Leroy: So I actually wrote the piece a few months before learning about your contest, it had been just over two years since my dear friend had passed from metastatic breast cancer. And I think we all think that we grieve the right way, or we're done, or you know, we’re good. And then I decided to write the poem for an online reading. And then from there, it just kind of evolved into a whole grieving process all over again. And so I took her text messages to me, which felt safest – which I revisit from time to time – and turned them into a piece and then added my own reflections, which were the hardest because I had not done that yet.

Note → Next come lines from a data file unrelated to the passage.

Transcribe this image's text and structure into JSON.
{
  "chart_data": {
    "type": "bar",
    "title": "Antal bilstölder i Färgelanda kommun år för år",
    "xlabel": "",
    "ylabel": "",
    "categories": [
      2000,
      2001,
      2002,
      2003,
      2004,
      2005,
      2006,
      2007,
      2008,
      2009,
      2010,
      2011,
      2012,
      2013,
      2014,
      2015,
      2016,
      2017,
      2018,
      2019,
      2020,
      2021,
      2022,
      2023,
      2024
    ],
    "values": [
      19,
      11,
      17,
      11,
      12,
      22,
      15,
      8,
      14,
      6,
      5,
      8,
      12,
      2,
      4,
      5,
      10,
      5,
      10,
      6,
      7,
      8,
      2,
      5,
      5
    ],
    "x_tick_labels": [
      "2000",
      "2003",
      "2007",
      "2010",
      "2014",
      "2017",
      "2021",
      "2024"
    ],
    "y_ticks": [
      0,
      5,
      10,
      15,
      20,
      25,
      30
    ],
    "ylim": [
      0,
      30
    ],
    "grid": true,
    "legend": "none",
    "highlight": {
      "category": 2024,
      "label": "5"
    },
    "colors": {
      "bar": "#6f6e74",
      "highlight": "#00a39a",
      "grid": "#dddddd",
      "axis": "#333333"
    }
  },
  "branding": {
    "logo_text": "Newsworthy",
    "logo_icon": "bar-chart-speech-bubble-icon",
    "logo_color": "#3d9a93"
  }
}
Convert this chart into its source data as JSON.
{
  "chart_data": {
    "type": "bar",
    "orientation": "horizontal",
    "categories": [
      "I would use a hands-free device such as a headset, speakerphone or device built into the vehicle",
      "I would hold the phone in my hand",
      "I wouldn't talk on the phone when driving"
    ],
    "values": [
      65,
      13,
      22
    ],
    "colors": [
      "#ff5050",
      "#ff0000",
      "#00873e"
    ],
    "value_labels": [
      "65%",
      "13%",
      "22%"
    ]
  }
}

Smart: I was diagnosed with triple negative breast cancer in March of this year – total surprise and shock, given my age and no family history and what not. And honestly, one of the very first things that popped in my head was, “Oh, no, I'm going to lose my hair.” I've always, my entire life, I have had long, dark, thick hair. I've been known as ‘Amy with the long hair.’ It's been a really big part of my identity. So losing my hair was a really great fear of mine. And I was made to feel by people that have not gone through it, that it was no big deal, losing your hair wasn't a big deal. You get the, “It'll grow back. It's just hair, it's not a big deal. There's so many other big things that you have to worry about.” And those people weren't trying to be mean or anything like that. They were trying to be supportive and helpful. But as I've gone through the journey and felt my own feelings and talking to other women that have gone through it, I realized that it wasn't just me feeling that way. Losing your hair, especially as a woman and having it being a huge part of your identity, really, it's a big deal. It's the first outward sign of you being sick. I mean, other than losing my hair and my eyebrows and such, I look healthy, I act healthy. You couldn't really tell any other way unless I told you that I had cancer. So that was really the inspiration. I just wanted to get my feelings (out) and help people that are trying to help me understand what it is that I'm going through.

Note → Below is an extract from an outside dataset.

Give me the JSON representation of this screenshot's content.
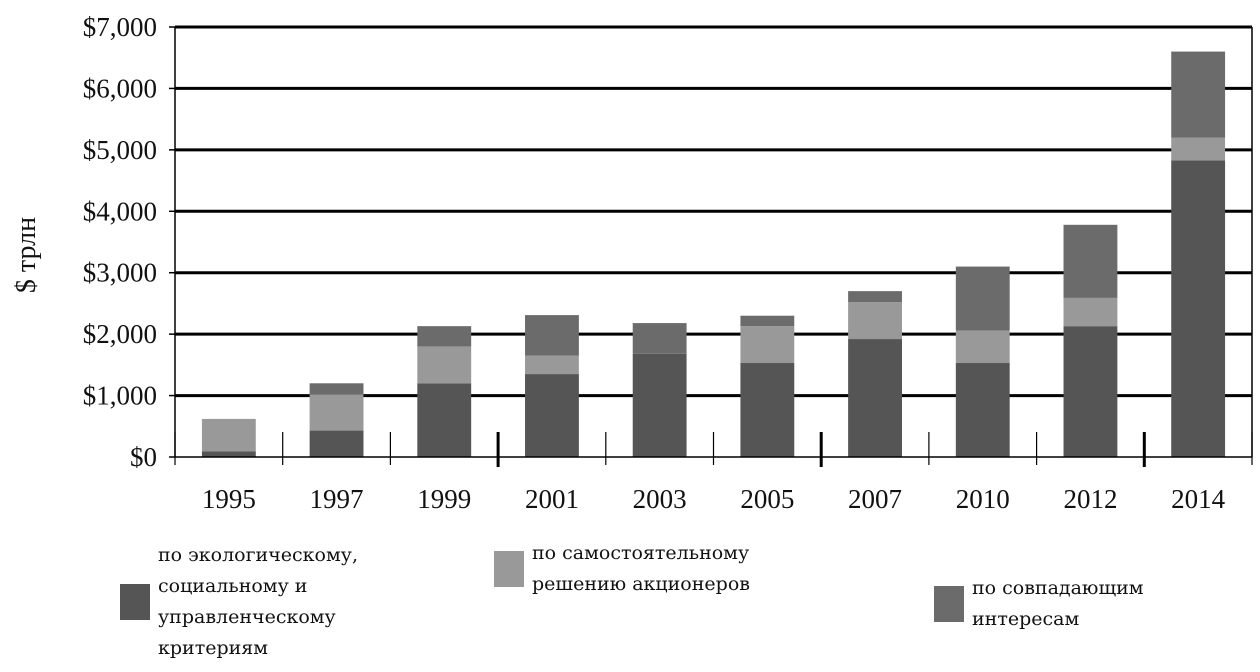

Stewart: So I was diagnosed about 11 years ago with breast cancer at the age of 32. It was a shock. So having gone through that, and then once I was done with treatment, I kind of felt like everybody was like, “Great, you can go back to your life.” And I had no idea what that meant. So I was really, really struggling with anxiety, and realized after a couple years that I needed some help to get through it, because I just was not recovering from the emotional side of the cancer. So I went and got therapy, (and) I'm still in therapy. And I was inspired by just sitting on that couch in a therapy session, and just kind of going through all the emotions and anxiety and talking about it. And I kind of just felt like every time I would try to talk about how I was feeling, that cancer anxiety would creep in. So it just felt like it was always sitting right next to me on the couch and wanting to speak up and have its say, and I was like, “It's my time.” So that's kind of how I got inspired to write “The Couch” and just talk about that therapy and my PTSD with the cancer.